UNITED STATES
The American Spectator
By George Neumayr
Published 4/12/2005 12:15:28 AM
The same media outlets that report with outrage Cardinal Bernard Law's presence in Vatican City approach the equally disgraceful Los Angeles Cardinal Roger Mahony with hushed attention. Among other staggering details of the abuse scandal under him is that Cardinal Mahony housed a pedophile priest in his own rectory, a move Law never even tried. Yet the mainstream media over the last few weeks have been treating Mahony as an unimpeachable source, using him as ecclesiastical cover for their now-rote liberal solutions to problems in the Church that he helped create.
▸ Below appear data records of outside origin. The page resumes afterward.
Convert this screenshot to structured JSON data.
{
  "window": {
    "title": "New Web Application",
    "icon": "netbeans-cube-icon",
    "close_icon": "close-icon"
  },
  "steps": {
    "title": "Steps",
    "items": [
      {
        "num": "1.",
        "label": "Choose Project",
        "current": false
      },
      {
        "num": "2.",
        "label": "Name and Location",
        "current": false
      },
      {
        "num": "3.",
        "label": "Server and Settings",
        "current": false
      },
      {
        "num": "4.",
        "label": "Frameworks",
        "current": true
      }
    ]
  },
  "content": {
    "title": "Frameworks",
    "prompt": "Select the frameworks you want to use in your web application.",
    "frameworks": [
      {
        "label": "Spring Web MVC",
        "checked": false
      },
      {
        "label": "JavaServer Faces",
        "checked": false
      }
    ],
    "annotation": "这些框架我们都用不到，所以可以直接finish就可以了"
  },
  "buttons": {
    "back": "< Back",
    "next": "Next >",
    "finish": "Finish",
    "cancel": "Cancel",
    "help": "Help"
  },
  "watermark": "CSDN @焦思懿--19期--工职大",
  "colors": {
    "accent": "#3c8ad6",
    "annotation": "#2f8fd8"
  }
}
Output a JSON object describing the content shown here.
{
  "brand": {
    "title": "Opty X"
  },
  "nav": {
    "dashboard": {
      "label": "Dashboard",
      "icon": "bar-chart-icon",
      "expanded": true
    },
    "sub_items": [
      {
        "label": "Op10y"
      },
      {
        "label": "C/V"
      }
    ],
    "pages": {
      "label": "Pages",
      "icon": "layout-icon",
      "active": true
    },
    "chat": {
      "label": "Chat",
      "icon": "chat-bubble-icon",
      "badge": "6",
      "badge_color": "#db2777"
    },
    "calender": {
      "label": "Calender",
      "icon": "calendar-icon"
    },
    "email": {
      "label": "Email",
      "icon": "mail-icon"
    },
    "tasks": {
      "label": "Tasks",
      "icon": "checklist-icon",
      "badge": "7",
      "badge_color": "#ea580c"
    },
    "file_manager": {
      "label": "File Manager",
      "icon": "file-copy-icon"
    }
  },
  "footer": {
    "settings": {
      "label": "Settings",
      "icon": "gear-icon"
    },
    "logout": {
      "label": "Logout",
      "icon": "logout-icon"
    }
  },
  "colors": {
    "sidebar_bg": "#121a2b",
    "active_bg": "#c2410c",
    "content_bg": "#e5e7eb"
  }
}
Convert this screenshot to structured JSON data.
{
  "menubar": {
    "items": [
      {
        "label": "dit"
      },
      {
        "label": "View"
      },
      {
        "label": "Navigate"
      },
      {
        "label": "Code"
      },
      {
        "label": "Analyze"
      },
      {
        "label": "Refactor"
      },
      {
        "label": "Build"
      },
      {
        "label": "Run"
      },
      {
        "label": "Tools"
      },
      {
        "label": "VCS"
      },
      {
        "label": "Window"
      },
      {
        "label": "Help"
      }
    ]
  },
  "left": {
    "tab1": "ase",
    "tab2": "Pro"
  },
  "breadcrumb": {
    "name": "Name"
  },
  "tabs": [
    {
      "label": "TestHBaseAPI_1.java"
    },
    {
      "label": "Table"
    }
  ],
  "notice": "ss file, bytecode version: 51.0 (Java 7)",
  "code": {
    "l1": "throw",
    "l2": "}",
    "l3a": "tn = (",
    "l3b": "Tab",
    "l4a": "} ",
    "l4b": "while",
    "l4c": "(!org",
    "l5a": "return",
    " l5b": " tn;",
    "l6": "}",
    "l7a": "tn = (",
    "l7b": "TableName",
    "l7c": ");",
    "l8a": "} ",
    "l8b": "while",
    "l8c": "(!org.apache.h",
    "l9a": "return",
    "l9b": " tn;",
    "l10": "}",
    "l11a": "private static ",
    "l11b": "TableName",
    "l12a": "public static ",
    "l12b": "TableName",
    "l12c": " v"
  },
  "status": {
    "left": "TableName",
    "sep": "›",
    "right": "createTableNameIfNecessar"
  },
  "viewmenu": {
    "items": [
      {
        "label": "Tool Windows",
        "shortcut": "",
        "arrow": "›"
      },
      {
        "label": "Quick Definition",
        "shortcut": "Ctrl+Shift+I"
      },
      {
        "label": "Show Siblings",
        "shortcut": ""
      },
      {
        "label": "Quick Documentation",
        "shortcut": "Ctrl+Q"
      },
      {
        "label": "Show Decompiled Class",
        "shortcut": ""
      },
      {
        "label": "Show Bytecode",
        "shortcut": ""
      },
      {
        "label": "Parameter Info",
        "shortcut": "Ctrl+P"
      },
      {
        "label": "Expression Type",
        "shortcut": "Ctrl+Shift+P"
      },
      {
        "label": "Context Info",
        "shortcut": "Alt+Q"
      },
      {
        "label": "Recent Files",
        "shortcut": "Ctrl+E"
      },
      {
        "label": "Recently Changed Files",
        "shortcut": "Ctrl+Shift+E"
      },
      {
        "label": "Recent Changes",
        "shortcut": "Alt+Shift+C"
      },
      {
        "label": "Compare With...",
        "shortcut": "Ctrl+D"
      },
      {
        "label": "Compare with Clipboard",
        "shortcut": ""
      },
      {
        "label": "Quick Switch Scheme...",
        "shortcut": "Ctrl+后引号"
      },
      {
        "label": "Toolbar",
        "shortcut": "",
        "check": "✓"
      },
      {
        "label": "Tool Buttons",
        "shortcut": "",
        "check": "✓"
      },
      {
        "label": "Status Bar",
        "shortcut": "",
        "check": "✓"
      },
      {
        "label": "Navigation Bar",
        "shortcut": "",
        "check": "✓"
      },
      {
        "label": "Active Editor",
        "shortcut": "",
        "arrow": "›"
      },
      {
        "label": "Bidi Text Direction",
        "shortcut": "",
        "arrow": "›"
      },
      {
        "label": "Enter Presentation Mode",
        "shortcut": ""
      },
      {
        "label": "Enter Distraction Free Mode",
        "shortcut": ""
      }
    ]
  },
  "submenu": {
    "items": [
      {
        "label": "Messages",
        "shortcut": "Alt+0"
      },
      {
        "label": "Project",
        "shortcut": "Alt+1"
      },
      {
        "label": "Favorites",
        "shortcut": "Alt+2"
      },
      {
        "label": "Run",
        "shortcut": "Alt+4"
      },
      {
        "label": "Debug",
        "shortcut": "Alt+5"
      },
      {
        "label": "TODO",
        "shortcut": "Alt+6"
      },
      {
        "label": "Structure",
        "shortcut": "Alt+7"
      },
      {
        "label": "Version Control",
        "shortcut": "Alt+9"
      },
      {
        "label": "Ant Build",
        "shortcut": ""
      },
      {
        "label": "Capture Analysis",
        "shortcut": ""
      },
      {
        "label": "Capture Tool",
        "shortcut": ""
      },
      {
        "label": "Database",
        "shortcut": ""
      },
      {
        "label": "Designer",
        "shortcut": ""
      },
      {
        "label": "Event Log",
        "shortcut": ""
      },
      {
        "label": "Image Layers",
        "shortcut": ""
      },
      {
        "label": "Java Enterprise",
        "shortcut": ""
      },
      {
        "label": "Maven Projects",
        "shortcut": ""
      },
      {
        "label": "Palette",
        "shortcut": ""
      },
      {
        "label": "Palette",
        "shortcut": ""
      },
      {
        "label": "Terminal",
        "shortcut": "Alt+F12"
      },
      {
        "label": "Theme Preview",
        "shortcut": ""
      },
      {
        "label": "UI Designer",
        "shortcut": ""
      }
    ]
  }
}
Recall that Mahony, dipping into the faithful's pockets, hired Sitrick and Company (a public relations firm Enron used) to help him spin his complicity in the scandal. Not fooled, former Oklahoma Governor Frank Keating, who investigated the scandal until Mahony and other bishops blackballed him into resigning, likened Mahony's conduct to "La Cosa Nostra."
The con job goes on. Indeed, Mahony looked downright excited at the chance to reappear on the scene as a voice for "change." Before the Pope had even died, Mahony rushed over to Rome on a first-class flight (it came out), so eager was he to wedge his finger into the Conclave pie as quickly as possible. Once in Vatican City, he immediately turned up on numerous talk shows to mourn a pope he never paid the slightest attention to on doctrinal matters. (Pope John Paul II would from time to time look over at Mahony and say "Hollywood," not exactly a compliment, though Mahony tells the story as if it were.) At one televised mass last week I noticed Mahony checking his watch: Where did he have to go? What, had Hardball called?
What's the difference between the fate of Cardinal Law and Cardinal Mahony? The Boston Globe. Mahony has Los Angeles Times religion reporter Larry Stammer in his pocket, as was revealed in 2002 by a leaked e-mail from the Los Angeles chancery in which Mahony promised a colleague that "Larry Stammer" would whip up a positive story for them ("he stands ready to help if we have a story we want to get out," the e-mail said). Unlike Law who had serious reporters on his heels, Mahony has long benefited from the somnolent coverage of West Coast media liberals willing to excuse his protection of pedophiles in gratitude for his political and doctrinal liberalism.